In this post, I am going to talk a little bit more about the concept of the magnitude of a vector. As I said in the previous post, some of you may be already familiar with these concepts, but others aren’t and this should benefit them too, so please bear with me :)
Learning objective:
Understand how to obtain the magnitude of a given vector.
The main question:
Supposing that you know the direction of a given vector but you have no knowledge of the magnitude of the vector, how do you obtain the magnitude?
Consider the image drawn in Fig. 1 below:
How would you obtain the magnitude of the vector in Fig. 1 above?
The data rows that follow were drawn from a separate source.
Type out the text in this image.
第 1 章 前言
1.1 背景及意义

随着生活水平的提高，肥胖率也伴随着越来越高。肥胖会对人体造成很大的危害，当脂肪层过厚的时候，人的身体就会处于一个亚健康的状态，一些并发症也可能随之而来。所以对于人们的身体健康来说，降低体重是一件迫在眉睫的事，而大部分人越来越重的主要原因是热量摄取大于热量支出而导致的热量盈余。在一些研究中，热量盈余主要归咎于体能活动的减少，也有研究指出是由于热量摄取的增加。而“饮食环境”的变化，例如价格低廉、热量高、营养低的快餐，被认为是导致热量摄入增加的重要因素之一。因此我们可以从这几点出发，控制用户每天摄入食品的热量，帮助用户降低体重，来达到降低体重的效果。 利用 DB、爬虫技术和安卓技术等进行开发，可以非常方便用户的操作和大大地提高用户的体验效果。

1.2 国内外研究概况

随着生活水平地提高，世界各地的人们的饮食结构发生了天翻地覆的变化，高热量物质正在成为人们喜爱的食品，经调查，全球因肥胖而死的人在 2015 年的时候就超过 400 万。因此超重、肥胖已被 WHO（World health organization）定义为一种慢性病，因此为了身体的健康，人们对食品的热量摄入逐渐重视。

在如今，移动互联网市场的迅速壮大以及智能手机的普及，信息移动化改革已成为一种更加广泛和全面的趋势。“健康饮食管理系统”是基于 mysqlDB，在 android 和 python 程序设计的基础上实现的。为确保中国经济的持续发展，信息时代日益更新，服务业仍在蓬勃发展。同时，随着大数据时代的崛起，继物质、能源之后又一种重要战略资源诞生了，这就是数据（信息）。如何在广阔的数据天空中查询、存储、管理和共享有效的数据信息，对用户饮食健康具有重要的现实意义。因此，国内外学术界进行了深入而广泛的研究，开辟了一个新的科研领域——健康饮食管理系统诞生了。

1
Well, you would observe that the vector forms a right-angle with regards to the direction that it is pointed in. This can be seen in Fig. 2 below:
Given the scenario in Fig 2, we can now easily calculate for the magnitude of the vector using the Pythagoras theorem.
The Pythagoras theorem states that if you have a right-angled triangle, the sum of the square of the base of the triangle(a²) and the square of the height of the triangle(b²) is equal to the square of the hypotenuse of the triangle(c²).
Pythagoras theorem: a² + b² = c²
Since the magnitude of the vector is the hypotenuse of the right-angled triangle in Fig. 2, it is equal to the square root of the sum of 5² (which is the square of the base of the triangle) and 4²(which is the square of the height of the triangle). The magnitude is 6.4.
Since we now know all we need to know about the magnitude of a vector for Support Vector Machines, in next post we will take a closer look at the direction of the vector.
I hope at this point you are realising that machine learning algorithms are nothing more than very simple ideas strung together to produce something beautiful and incredibly useful in the real world.